Current U.S. policy needs to be modified so that its goals are measurable, better serves the target country, and are more long term

Long ’11 (William Long, Professor and Chair at the Sam Nunn School of International Affairs Georgia Institute of Technology, “Pandemics and Peace: Public Health Cooperation in Zones of Conflict", published June 2011, CL)

The failure to strengthen foreign capacity reflects a U.S. tendency to give money for treatment of particular diseases rather than invest for the long-term in public health infrastructure abroad. This approach persists despite the fact that viable health systems are key to curtailing the spread of infectious disease and improving the overall health of the recipient country. Investment in foreign public health capacity is limited for several reasons, but not particularly sound policy ones. First, demonstrating to appropriators and their constituents the direct, quantifiable impact of bolstering overseas public health systems is difficult. Lives not lost to disease, infections prevented by early detection, and pandemics avoided by rapid containment at the source are not as easily calculated or as compelling as immediate, measurable effects of a program that vaccinates or treats thousands or millions of patients for a particular illness.
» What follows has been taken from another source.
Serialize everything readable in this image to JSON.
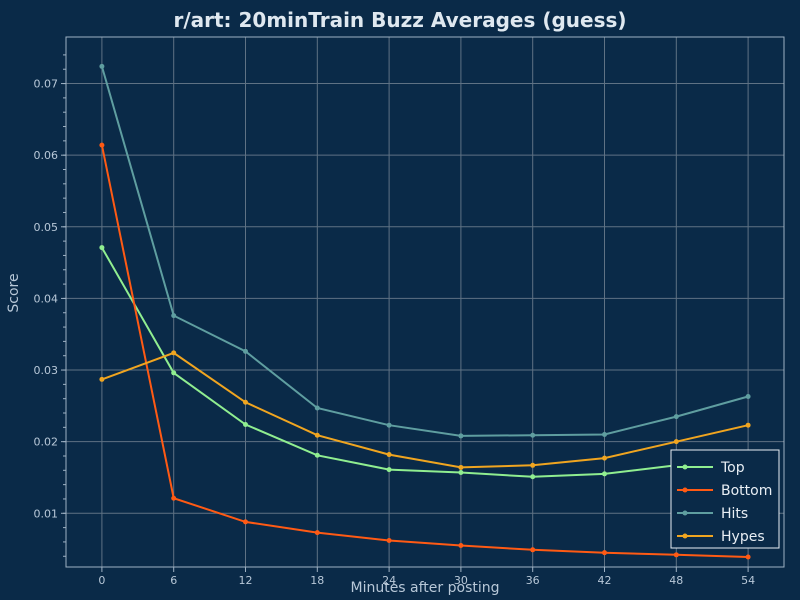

Secondly, system strengthening takes time to realize and appreciate. One analyst recommends a time frame of ten to fifteen years for measuring systemic health impacts. Policymakers in donor countries rarely think in terms beyond the current budget or electoral cycle, however, and are unlikely to make such patient investments. Third, because funding for global health primarily reflects the popular interests of the donor country (the United States) rather than the needs of the recipient country, American expenditures do not always align with the recipient’s national health plans or support the recipient’s overall public health and treatment infrastructure so as to maximize long-run return on foreign investment through a true partnership between donor and recipient. Finally, despite rhetoric to the contrary, U.S. policy still reflects too little appreciation of global interconnectedness and that U.S. interests defined in security, welfare, diplomatic, and humanitarian terms require significant investments abroad as well as at home. When it comes to sustained support of foreign capacity in infectious disease surveillance and response, our investment shortfalls leaves the United States and its global interests unnecessarily vulnerable and the country’s positive diplomatic influence insufficiently realized.